3. What is it gonna cost. whether viewers need a Pro license, how it burns capacity - all still fuzzy.
4. Tenant-only. Sign-in runs exclusively through your org's Entra ID. No external users, no anonymous access. So the classic "embed a dashboard for my customers" use case? Still needs Power BI Embedded. Apps can't do it yet.
5. Region-limited. Not available everywhere yet.
For this walkthrough I'm going end to end: build a 3D product carousel with React Three Fiber - luxury watches as the product line - then wire it to a live database in Fabric. Frontend first, backend connection at the end. Roughly one and a half to two hours, including a few rounds of refinement.

Initial setup
Nothing fancy, but a few things need to be in place first.
Admin (Power BI Admin Portal):
- Enable Fabric Apps (preview)
- Enable REST API for semantic model query execution — needed if the app should read Fabric data

Fabric workspace:
- Create or use a workspace (trial works fine)
- New item → App (preview) → name it, create it
- Copy the init command from the app creation screen

Local (VS Code):
- Create a folder, open it in VS Code, paste the init command in the terminal
- Choose template → Data app - the template Microsoft recommends for apps that read and display Fabric data. It comes with the key pieces already wired: authentication, data connections, and the structure an AI agent would otherwise have to figure out from scratch. Starting without it means more errors and more back-and-forth.
- cd into the app folder, run npm run dev - localhost opens for live preview
- Connect Claude Code, Copilot, or Codex and start prompting
At that point you have the shell: empty app, dev server running, ready to build.

What I actually built
I used a React Three Fiber demo as inspiration - a 3D carousel where products sit on a ring and respond to how you move through them. A good fit for showcasing a small product catalog with something more interactive than a static page.

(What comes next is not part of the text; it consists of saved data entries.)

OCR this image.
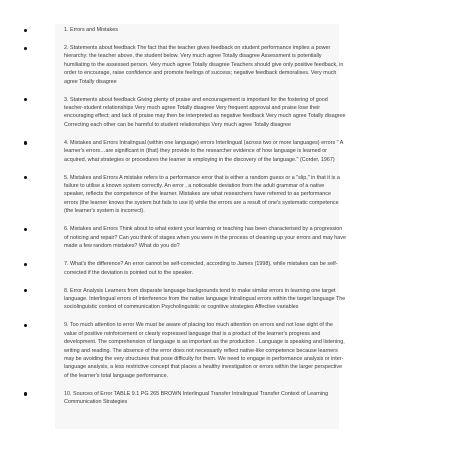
1. Errors and Mistakes
2. Statements about feedback The fact that the teacher gives feedback on student performance implies a power hierarchy: the teacher above, the student below. Very much agree Totally disagree Assessment is potentially humiliating to the assessed person. Very much agree Totally disagree Teachers should give only positive feedback, in order to encourage, raise confidence and promote feelings of success; negative feedback demoralises. Very much agree Totally disagree
3. Statements about feedback Giving plenty of praise and encouragement is important for the fostering of good teacher-student relationships Very much agree Totally disagree Very frequent approval and praise lose their encouraging effect; and lack of praise may then be interpreted as negative feedback Very much agree Totally disagree Correcting each other can be harmful to student relationships Very much agree Totally disagree
4. Mistakes and Errors Intralingual (within one language) errors Interlingual (across two or more languages) errors " A learner's errors…are significant in (that) they provide to the researcher evidence of how language is learned or acquired, what strategies or procedures the learner is employing in the discovery of the language." (Corder, 1967)
5. Mistakes and Errors A mistake refers to a performance error that is either a random guess or a "slip," in that it is a failure to utilise a known system correctly. An error , a noticeable deviation from the adult grammar of a native speaker, reflects the competence of the learner. Mistakes are what researchers have referred to as performance errors (the learner knows the system but fails to use it) while the errors are a result of one's systematic competence (the learner's system is incorrect).
6. Mistakes and Errors Think about to what extent your learning or teaching has been characterised by a progression of noticing and repair? Can you think of stages when you were in the process of cleaning up your errors and may have made a few random mistakes? What do you do?
7. What's the difference? An error cannot be self-corrected, according to James (1998), while mistakes can be self-corrected if the deviation is pointed out to the speaker.
8. Error Analysis Learners from disparate language backgrounds tend to make similar errors in learning one target language. Interlingual errors of interference from the native language Intralingual errors within the target language The sociolinguistic context of communication Psycholinguistic or cognitive strategies Affective variables
9. Too much attention to error We must be aware of placing too much attention on errors and not lose sight of the value of positive reinforcement or clearly expressed language that is a product of the learner's progress and development. The comprehension of language is as important as the production . Language is speaking and listening, writing and reading. The absence of the error does not necessarily reflect native-like competence because learners may be avoiding the very structures that pose difficulty for them. We need to engage in performance analysis or inter-language analysis, a less restrictive concept that places a healthy investigation or errors within the larger perspective of the learner's total language performance.
10. Sources of Error TABLE 9.1 PG 265 BROWN Interlingual Transfer Intralingual Transfer Context of Learning Communication Strategies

For product content I used AI-generated watch images and descriptions in a local folder. Quick for prototyping; in a real project that data would live in Fabric from the start.

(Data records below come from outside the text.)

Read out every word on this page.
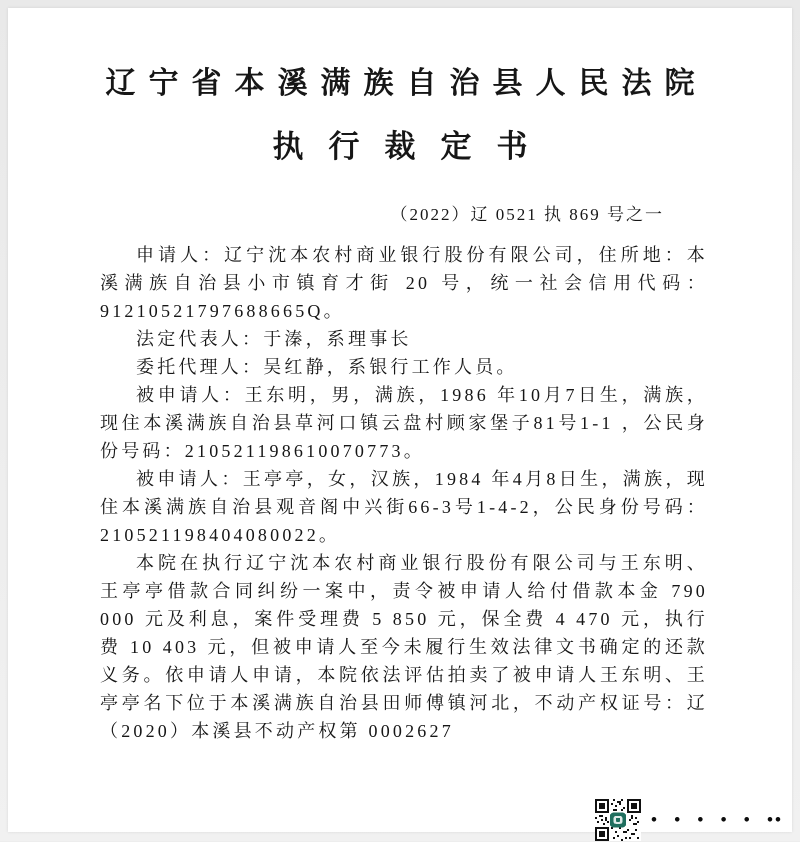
辽宁省本溪满族自治县人民法院
执行裁定书
（2022）辽 0521 执 869 号之一

申请人：辽宁沈本农村商业银行股份有限公司，住所地：本溪满族自治县小市镇育才街 20 号，统一社会信用代码：91210521797688665Q。

法定代表人：于溱，系理事长

委托代理人：吴红静，系银行工作人员。

被申请人：王东明，男，满族，1986 年10月7日生，满族，现住本溪满族自治县草河口镇云盘村顾家堡子81号1-1 ，公民身份号码：210521198610070773。

被申请人：王亭亭，女，汉族，1984 年4月8日生，满族，现住本溪满族自治县观音阁中兴街66-3号1-4-2，公民身份号码：210521198404080022。

本院在执行辽宁沈本农村商业银行股份有限公司与王东明、王亭亭借款合同纠纷一案中，责令被申请人给付借款本金 790 000 元及利息，案件受理费 5 850 元，保全费 4 470 元，执行费 10 403 元，但被申请人至今未履行生效法律文书确定的还款义务。依申请人申请，本院依法评估拍卖了被申请人王东明、王亭亭名下位于本溪满族自治县田师傅镇河北，不动产权证号：辽（2020）本溪县不动产权第 0002627

• • • • • ••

From the first prompt, hover showed product details and the carousel moved - a solid starting point, but not the final look. So I pushed on design: more premium feel, scroll and arrow keys, a KPI panel on the left, product name and description at the top.
A couple of prompt rounds and it got there. That's the rhythm - you go back and forth until it matches what you had in mind.

Connecting to Fabric data
Until then the app was frontend-only, reading local files. Next step: hook it to Fabric -database, seeded product data, app reading from it.
I asked AI to set up the backend with a database in Fabric that feeds the product data into the app. It handled schema, Fabric setup, deploy, wiring, and permissions. The app showed up in the workspace with an SQL database behind it.
One snag: tables were empty, the app wasn't pulling from them. Turned out to be authentication. Fixable, but the kind you only learn by running through it once.

What stood out?
The template handles the foundational setup, prompting gets you a real UI quickly, and a single backend ask can kick off the whole data layer. What still needs patience: visual refinement, and knowing you own the code when something doesn't behave.
Roughly one and a half to two hours, including a few rounds of refinement. Not production-ready without more polish, but enough to show the full path: scaffold, build the UI, connect Fabric data, fix the issue that blocks you.
You can also build a semantic model first and put the Fabric app on top - both paths work. Reports and Fabric Apps complement each other: one for analysis, one for experiences that need to go further.
If you've been curious what Fabric Apps can do in practice, this is a good weekend experiment.
Hope you like it!
Give it a try and see how it works for you! I’d love to hear what you think or see how you use this trick in your own reports.